Pigeonhole principle - help expand on proof

[MaryStew]

A group of n agents all start at the same location and each one takes a ≤m-walk on the line, where a ≤m-walk is a sequence of at most m steps and each step moves the agent one unit to the left or one unit to the right. (Different agents might take different walks.) Prove that, if n>2m+1, then some pair of agents finishes their walk at the same location.

Okay, so I know by logic that if the number of agents is higher than (n > 2m+1) then at least one of the agents (pigeons) must end up in the same pigeonhole (location). The problem is I'm not really sure how I can prove this using math or something. I feel that "oh this will always be greater than this number therefore..." is not convincing enough but that's the best I can think of. I was wondering if someone could show me how I could expand on this solution?

 

[Romsek]

what is the total number of different ... squares, units, whatever, that the agents can end up on at the end of their walk?

 

[JeffM]

The only way that you can prove this is if each agent moves the same distance on each move. Now we can think of the starting point as zero on the number line and each agent's ending point as an integer.

The set of possible ending points range from -m through m for a total of 2m + 1 distinct elements in that set. You cannot assign each of n agents to a unique element of 2m + 1 possible set of ending points if n exceeds 2m + 1.

That's all the pigeon hole idea does: compare the sizes of sets.

 

[Steven G]

Lets try to prove that it is NOT true.
Lets consider that number line from -m to m where all the agents start at 0. So there are exactly 2m+ spaces for the agents to land on. Let the1st agent go to 1. The 2nd agent walks to 2,...the mth agent walks to m, the (m+1)st agent walks to 0. There are more than m agents left. Just do the same with the negative number. After m+1 agents reach their destination it must be true that the (m+2)nd agent will occupy the same space as another agent.
We tried our best to prove the statement was wrong but in fact we were wrong.

 

[Steven G]

I do not like the word pair in this problem. A pair, at least to me, is 2 agents.
Now you can put all agents on the same spot and the statement is not true. That is there is NOT a single pair of agents in the same location. Of course the problem wants you to think that a pair means more that one (but that is wrong!)

 

[Dr.Peterson]

Prove that, if n>2m+1, then some pair of agents finishes their walk at the same location.

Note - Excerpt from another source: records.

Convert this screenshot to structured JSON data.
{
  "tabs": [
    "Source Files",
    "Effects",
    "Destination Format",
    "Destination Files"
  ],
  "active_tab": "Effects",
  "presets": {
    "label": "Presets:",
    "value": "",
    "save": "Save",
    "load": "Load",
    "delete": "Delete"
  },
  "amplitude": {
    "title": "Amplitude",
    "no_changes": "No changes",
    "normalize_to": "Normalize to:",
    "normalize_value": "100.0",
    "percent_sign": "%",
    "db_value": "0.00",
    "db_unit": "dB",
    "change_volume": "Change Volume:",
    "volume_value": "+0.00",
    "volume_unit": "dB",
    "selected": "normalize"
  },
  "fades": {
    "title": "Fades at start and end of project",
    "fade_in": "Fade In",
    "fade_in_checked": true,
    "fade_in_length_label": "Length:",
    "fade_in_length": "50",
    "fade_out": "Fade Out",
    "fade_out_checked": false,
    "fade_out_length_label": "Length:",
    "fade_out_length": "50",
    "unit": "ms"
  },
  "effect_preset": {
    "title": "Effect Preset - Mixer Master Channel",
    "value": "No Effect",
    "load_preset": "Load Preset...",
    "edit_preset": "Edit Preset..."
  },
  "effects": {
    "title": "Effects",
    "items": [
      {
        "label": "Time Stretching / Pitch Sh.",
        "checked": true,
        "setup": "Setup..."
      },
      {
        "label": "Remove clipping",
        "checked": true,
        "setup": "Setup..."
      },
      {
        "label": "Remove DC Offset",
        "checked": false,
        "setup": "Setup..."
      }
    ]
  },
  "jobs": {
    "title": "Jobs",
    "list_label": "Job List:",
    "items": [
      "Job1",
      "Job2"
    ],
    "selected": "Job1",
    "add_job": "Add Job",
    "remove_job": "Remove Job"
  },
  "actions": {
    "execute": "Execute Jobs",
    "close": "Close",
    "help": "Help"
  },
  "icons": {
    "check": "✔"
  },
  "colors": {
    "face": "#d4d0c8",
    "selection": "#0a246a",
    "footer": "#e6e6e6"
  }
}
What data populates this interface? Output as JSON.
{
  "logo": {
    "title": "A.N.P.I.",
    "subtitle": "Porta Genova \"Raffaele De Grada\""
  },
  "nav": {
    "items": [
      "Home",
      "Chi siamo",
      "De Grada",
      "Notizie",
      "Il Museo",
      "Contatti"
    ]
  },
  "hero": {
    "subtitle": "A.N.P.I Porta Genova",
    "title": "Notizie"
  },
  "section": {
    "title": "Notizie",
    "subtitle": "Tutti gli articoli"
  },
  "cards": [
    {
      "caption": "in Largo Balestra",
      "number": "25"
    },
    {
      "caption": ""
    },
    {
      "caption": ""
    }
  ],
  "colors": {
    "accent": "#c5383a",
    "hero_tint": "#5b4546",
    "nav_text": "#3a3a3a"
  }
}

I'd say the wording issue is here. They mean that some twp agents finish their walks at the same place! Each is walking separately, not as a pair; [at least] two of them have to finish their walks in the same place.

The way I like to think about pigeonhole problems is to imagine an enemy is trying to prevent the goal by manipulating everything that happens. He tries to force each agent to end up in a different place than anyone else; but he fails, because he runs out of places. The last one has to be in an already-used place.